Sometimes, when the family needed extra money, Made and her mother would gather flowers from the wild hedges that grew in abundance about their home, and early the next morning they would rise to catch the pre-dawn truck (there were no buses or cars then) into the market town of Denpasar. There they would set up on a mat beside the road to sell their flowers to the women hurrying to do their market shopping in the cool hours before the sun rose above the horizon. The flowers would save the women a half-hour gathering their own flowers at home for the day's offerings. Made and her mother would finish before the morning was well underway and then they hurried home again where Made could ready herself quickly to reach school still in time for the morning lessons. The money they made in the market was saved for the important holidays of Galungan which came twice a year, when each child would wait with mounting excitement imagining the new sarong with which their mother would surprise each of them on Galungan morning.

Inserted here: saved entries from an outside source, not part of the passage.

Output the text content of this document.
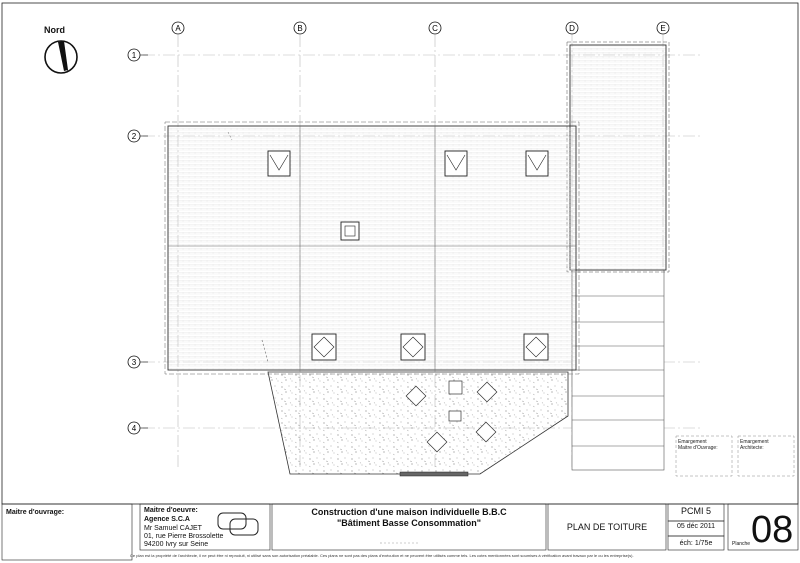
A	B	C	D	E
1
2
3
4
Nord
Emargement
Maitre d'Ouvrage:
Emargement
Architecte:
Maitre d'ouvrage:	Maitre d'oeuvre:
Agence S.C.A
Mr Samuel CAJET
01, rue Pierre Brossolette
94200 Ivry sur Seine
Construction d'une maison individuelle B.B.C
"Bâtiment Basse Consommation"	PLAN DE TOITURE
PCMI 5
05 déc 2011
éch: 1/75e	Planche 08
Ce plan est la propriété de l'architecte, il ne peut être ni reproduit, ni utilisé sans son autorisation préalable. Ces plans ne sont pas des plans d'exécution et ne peuvent être utilisés comme tels. Les cotes mentionnées sont soumises à vérification avant travaux par le ou les entreprise(s).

In Balinese there is no word for "stranger"; tourists are called tamu, literally "guest", a guest to one's home or to one's village. In the 1960's when foreign guests began to arrive in Made's village, the local people took them into their homes. In the hot afternoons when most Balinese took shelter from the sun, the guests would go down to the beach and burn themselves on the sand. No one knew why they did this and the Balinese felt sorry for them. Made would go down to the beach with a tray of cool drinks, fresh fruit and a few sarongs to offer them. The tourists bought the drinks and fruit to relieve their suffering, sarongs to cover themselves from the burning heat of the sun.

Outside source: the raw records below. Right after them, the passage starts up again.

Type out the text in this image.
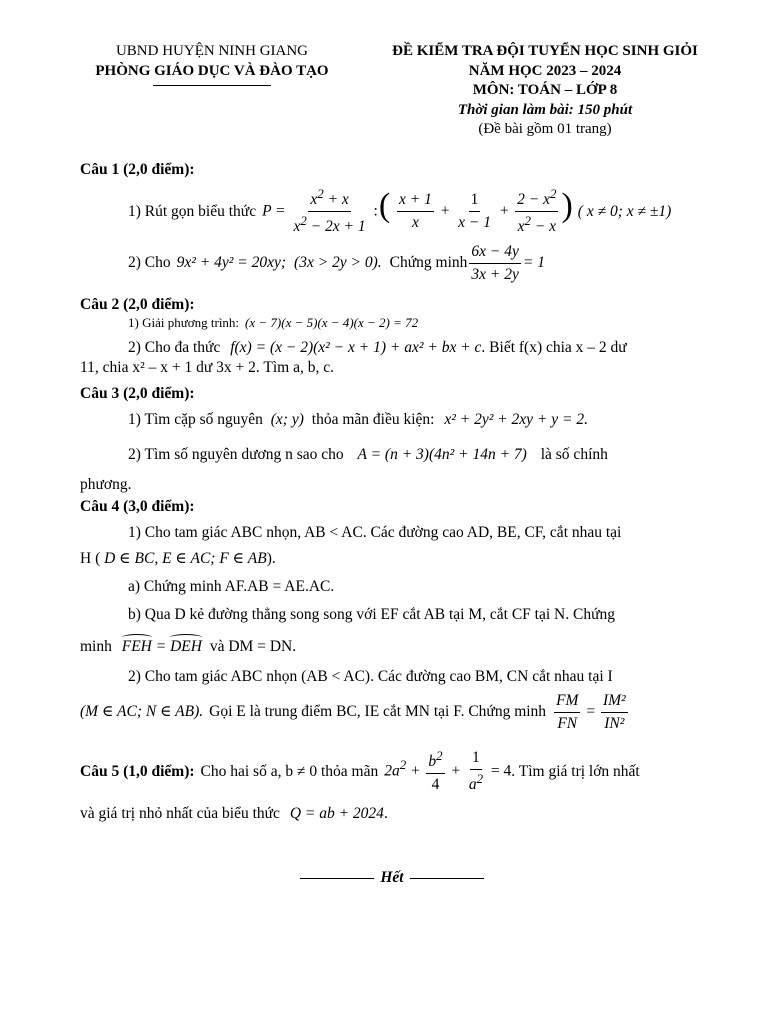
UBND HUYỆN NINH GIANG
PHÒNG GIÁO DỤC VÀ ĐÀO TẠO
ĐỀ KIỂM TRA ĐỘI TUYỂN HỌC SINH GIỎI
NĂM HỌC 2023 – 2024
MÔN: TOÁN – LỚP 8
Thời gian làm bài: 150 phút
(Đề bài gồm 01 trang)

Câu 1 (2,0 điểm):

1) Rút gọn biểu thức $P = \frac{x^2 + x}{x^2 - 2x + 1}$ :( $\frac{x + 1}{x} + \frac{1}{x - 1} + \frac{2 - x^2}{x^2 - x}$ ) ( x ≠ 0; x ≠ ±1)
2) Cho 9x² + 4y² = 20xy; (3x > 2y > 0). Chứng minh $\frac{6x - 4y}{3x + 2y} = 1$

Câu 2 (2,0 điểm):

1) Giải phương trình: (x − 7)(x − 5)(x − 4)(x − 2) = 72
2) Cho đa thức f(x) = (x − 2)(x² − x + 1) + ax² + bx + c. Biết f(x) chia x – 2 dư
11, chia x² – x + 1 dư 3x + 2. Tìm a, b, c.

Câu 3 (2,0 điểm):

1) Tìm cặp số nguyên (x; y) thỏa mãn điều kiện: x² + 2y² + 2xy + y = 2.
2) Tìm số nguyên dương n sao cho A = (n + 3)(4n² + 14n + 7) là số chính
phương.

Câu 4 (3,0 điểm):

1) Cho tam giác ABC nhọn, AB < AC. Các đường cao AD, BE, CF, cắt nhau tại
H ( D ∈ BC, E ∈ AC; F ∈ AB).
a) Chứng minh AF.AB = AE.AC.
b) Qua D kẻ đường thẳng song song với EF cắt AB tại M, cắt CF tại N. Chứng
minh FEH = DEH và DM = DN.
2) Cho tam giác ABC nhọn (AB < AC). Các đường cao BM, CN cắt nhau tại I
(M ∈ AC; N ∈ AB). Gọi E là trung điểm BC, IE cắt MN tại F. Chứng minh $\frac{FM}{FN} = \frac{\text{IM²}}{\text{IN²}}$
Câu 5 (1,0 điểm): Cho hai số a, b ≠ 0 thỏa mãn $2a^2 + \frac{b^2}{4} + \frac{1}{a^2} = 4$ . Tìm giá trị lớn nhất
và giá trị nhỏ nhất của biểu thức Q = ab + 2024.
Hết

Made's mother set up a small shop on the edge of the sand, a simple thatch roof, a table with a row of soft drink bottles in the center, a bench for the guests to sit. The guests often stopped at Made's mother's shop for a cup of coffee or a soft drink and a bowl of her black rice pudding. Made remembers sleeping on the sand under the table while the strange looking foreigners talked their incomprehensible language far into the night. Sometimes she lay awake listening, making sounds like they did and pretending to herself that she could talk their odd language.
Some of the guests stayed for weeks, some for months. They became friends of the families that took them in. Some of them wanted to buy the local handicrafts to take away and resell in their own countries. Made helped them find things to buy, helped organize their purchases, schedule deliveries. And by the time she was 17, Made had her own small business making lace blouses for the guests to buy.
By the early 1980's, Made was in business exporting thousands of garments every month. A worldwide demand for Balinese lace developed. It was not just because of Made's company, of course - Balinese lace was perfect for surfer girl wear, light, fun and not too expensive, with lots of bright colored birds and butterflies. Made named her company "Uluwatu" after a temple that sits high above the sea and looks down on a surfing spot that was becoming world famous.
The new company became known for high quality and fun styles. Business was good, but by the mid - 1980's the surfer girl fad had died. And with it, most of the other companies producing lace turned to other types of garments.
Uluwatu stayed in business as a smaller company but with a new emphasis on design and quality. Uluwatu turned away from the surfer wear and began to reach back to the roots of Balinese handicraft to create something new.
Hi. I fell in love with Uluwatu’s Balinese lace more than 15 years ago. I came upon an Uluwatu boutique in KL and bought myself a pair of gorgeous white flair pants with lace at the ankles. It was love at first sight! Then a few years later when I came back to the same mall, the boutique was no longer around. It broke my heart. In Dec 2017, I finally managed to set foot in Bali and had Uluwatu set in mind. The moment I came to one of the Uluwatu boutiques, I felt elated that I went on a crazy shopping spree on some apparels but I don’t mind spending so much money on Uluwatu products as I know I am buying good quality products and exquisite worksmanship for the laces…Its all worth it! By the way, I’m a Muslimah who wears hijab. I really hope to see more lacy apparels that caters for the Muslimahs by Uluwatu. Would love to get them! Thank you, Uluwatu, for creating beautiful and comfortable apparels. Keep up the good work! 👍🏼👍🏼
I found your shop and surprised that your handicraft Balinese lace were fine and well made in the mid 1980.
I hope you to continue to create something new.